Economists, warning of impact to low wage workers, said rate increase is a 'mistake'

The Federal Reserve's announcement on Wednesday that it would raise interest rates 0.25 percent was met with strong criticism on Tuesday with Sen. Bernie Sanders blasting the decision as "bad news for working families" and the country's "disappearing middle class."

The rate hike is the first since the 2007 financial crash, and economists have long-warned that employment and wage growth are still far too low to justify the increase.

"At a time when real unemployment is nearly 10 percent and youth unemployment is off the charts, we need to do everything possible to create millions of good-paying jobs and raise the wages of the American people," Sanders said.

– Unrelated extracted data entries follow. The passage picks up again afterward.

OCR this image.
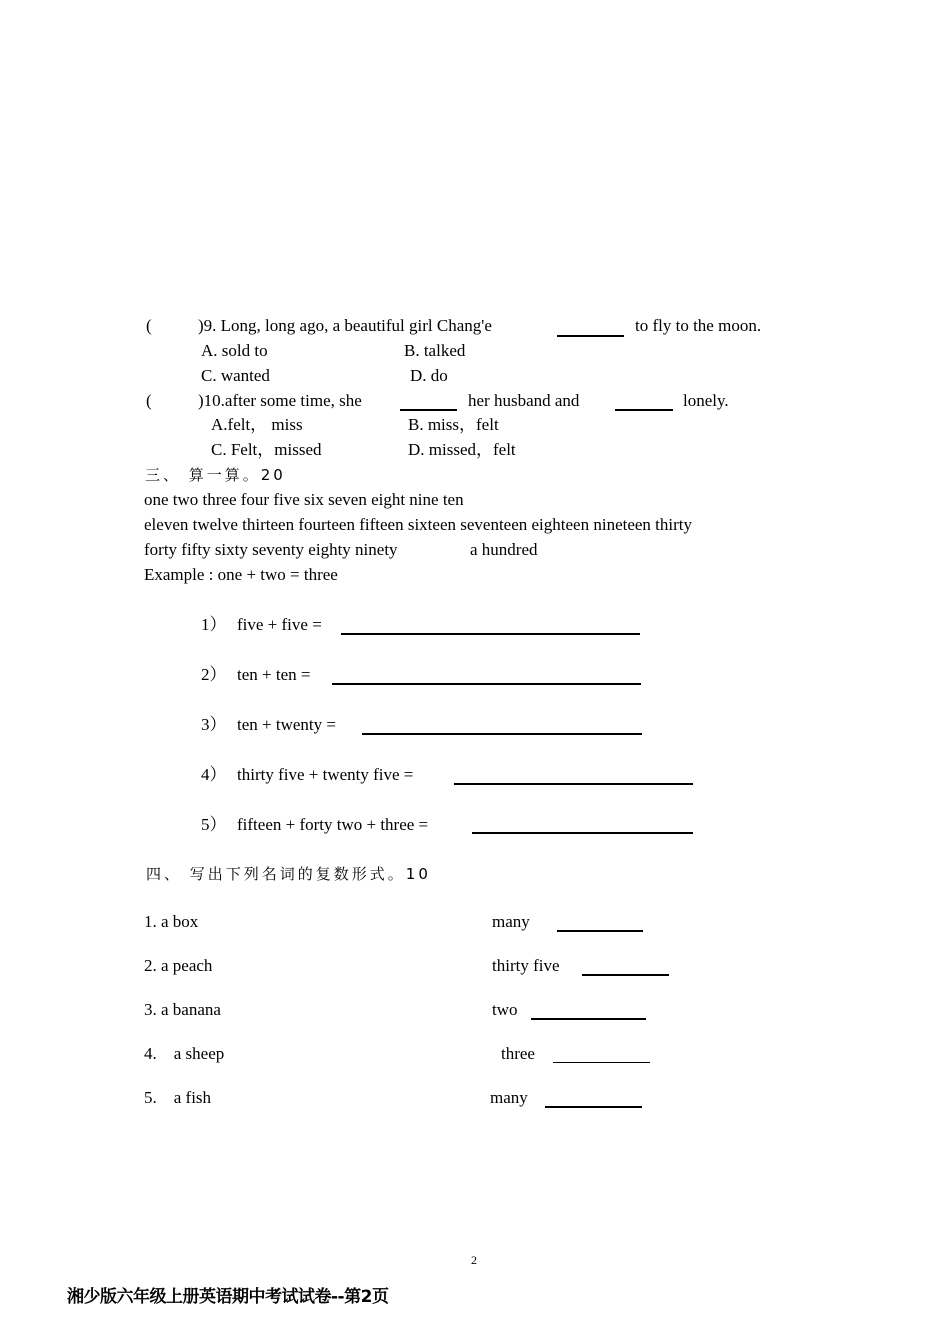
(	)9. Long, long ago, a beautiful girl Chang'e	to fly to the moon.
A. sold to	B. talked
C. wanted	D. do
(	)10.after some time, she	her husband and	lonely.
A.felt， miss	B. miss，felt
C. Felt，missed	D. missed，felt
三、 算一算。20
one two three four five six seven eight nine ten
eleven twelve thirteen fourteen fifteen sixteen seventeen eighteen nineteen thirty
forty fifty sixty seventy eighty ninety	a hundred
Example : one + two = three
1） five + five =
2） ten + ten =
3） ten + twenty =
4） thirty five + twenty five =
5） fifteen + forty two + three =
四、 写出下列名词的复数形式。10
1. a box	many
2. a peach	thirty five
3. a banana	two
4.    a sheep	three
5.    a fish	many
2
湘少版六年级上册英语期中考试试卷--第2页
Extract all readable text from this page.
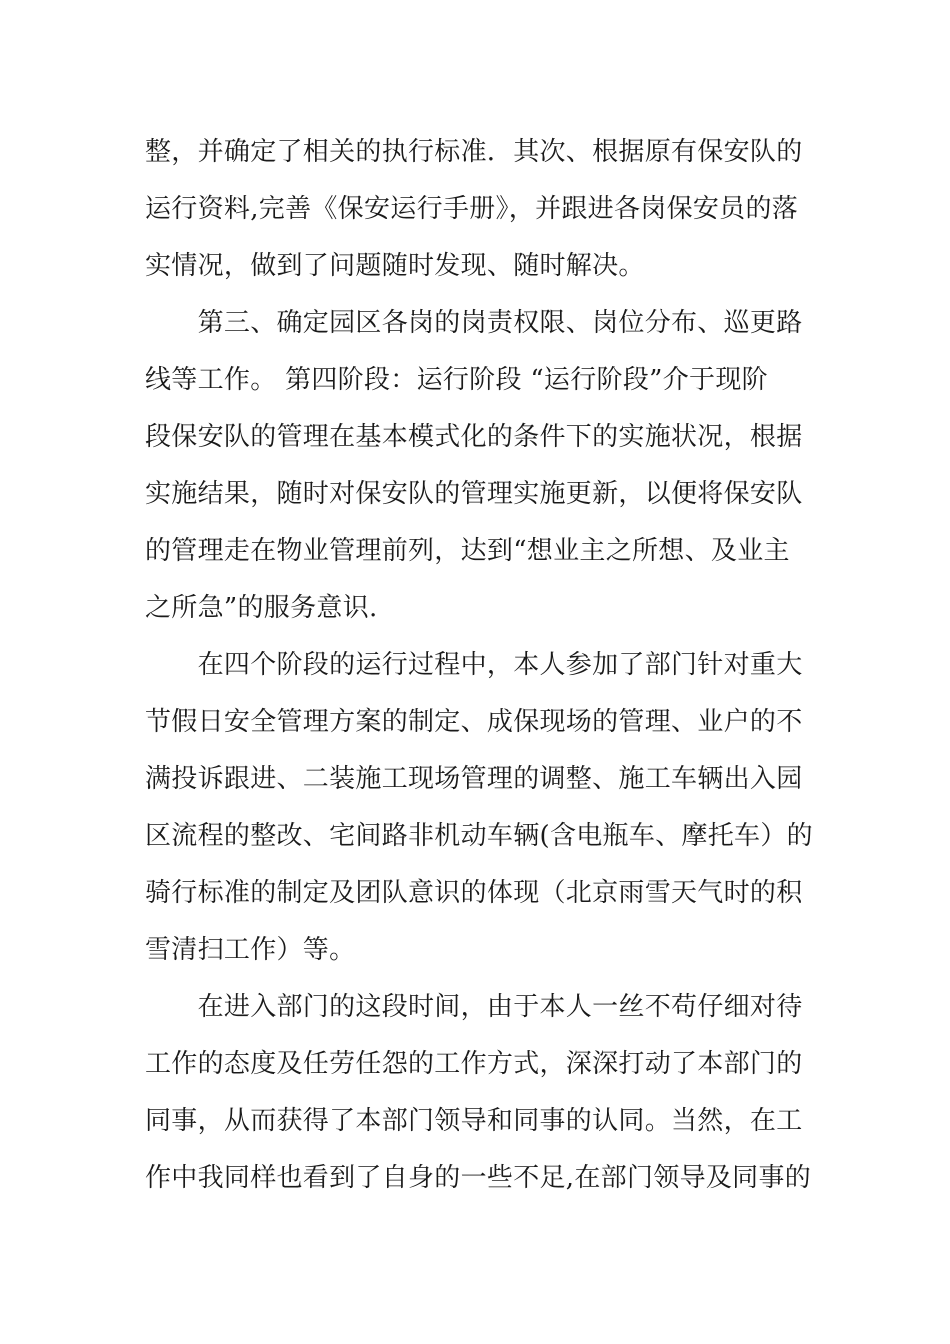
整，并确定了相关的执行标准．其次、根据原有保安队的
运行资料,完善《保安运行手册》，并跟进各岗保安员的落
实情况，做到了问题随时发现、随时解决。
　　第三、确定园区各岗的岗责权限、岗位分布、巡更路
线等工作。 第四阶段：运行阶段 “运行阶段”介于现阶
段保安队的管理在基本模式化的条件下的实施状况，根据
实施结果，随时对保安队的管理实施更新，以便将保安队
的管理走在物业管理前列，达到“想业主之所想、及业主
之所急”的服务意识.
　　在四个阶段的运行过程中，本人参加了部门针对重大
节假日安全管理方案的制定、成保现场的管理、业户的不
满投诉跟进、二装施工现场管理的调整、施工车辆出入园
区流程的整改、宅间路非机动车辆(含电瓶车、摩托车）的
骑行标准的制定及团队意识的体现（北京雨雪天气时的积
雪清扫工作）等。
　　在进入部门的这段时间，由于本人一丝不苟仔细对待
工作的态度及任劳任怨的工作方式，深深打动了本部门的
同事，从而获得了本部门领导和同事的认同。当然，在工
作中我同样也看到了自身的一些不足,在部门领导及同事的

"When millions of Americans are working longer hours for lower wages, the Federal Reserve's decision to raise interest rates is bad news for working families," he added.

Economists are concerned that Wednesday's rate hike will imperil the country's incomplete economic recovery by stagnating job growth and wages. This mostly threatens those at bottom of the employment pyramid, who were most impacted by the recession--and even in the recovery saw national income shift four percentage points from wages to corporate profits.

In a statement on Wednesday, the Fed defended the rate increase, saying that "economic activity has been expanding at a moderate pace. Household spending and business fixed investment have been increasing at solid rates in recent months, and the housing sector has improved further." Further, it said that a range of recent labor market indicators, including "ongoing job gains and declining unemployment, shows further improvement and confirms that underutilization of labor resources has diminished appreciably since early this year."

However, Dean Baker, economist and a co-director of the Center for Economic and Policy Research (CEPR), argued that while the unemployment rate is not "extraordinarily high," other key measures of the labor market border on recession levels.

For instance, the percentage of workers who are "involuntarily working part-time is near the highs reached following the 2001 recession," Baker notes. At the same time, "the percentage of workers who feel confident enough to quit their jobs without another job lined up remains near the low points reached in 2002."

What's more, further examination of employment rates finds that "the percentage of prime-age workers (ages 25-54) with jobs is still down by almost three full percentage points from the pre-recession peak and by more than four full percentage points from the peak hit in 2000," Baker continues.

"This does not look like a strong labor market," he said.

Echoing those concerns, Josh Bivens, research and policy director with the Economic Policy Institute, said that the only effective way to guarantee a full economic recovery with "strong and equitable wage growth" is through "aggressive pursuit of full employment."

He writes:

This means aggressively plumbing the depths to which unemployment can fall--tightening policy and slowing growth only when signs of durable increases in wage and price inflation actually appear in the data. Aggressive pursuit of full employment is the only policy measure that has delivered strong and equitable wage growth in the past generation, and the vast majority of American workers are unlikely to see any real wage increases absent it.

Levying the same critique, that the Fed's decision was based on the goal of reaching so-called "normalization" of the economy, rather than actual statistics, Baker added: "Recent economic data suggest that today's move was a mistake. Hopefully the Fed will not compound this mistake with more unwarranted rate hikes in the future."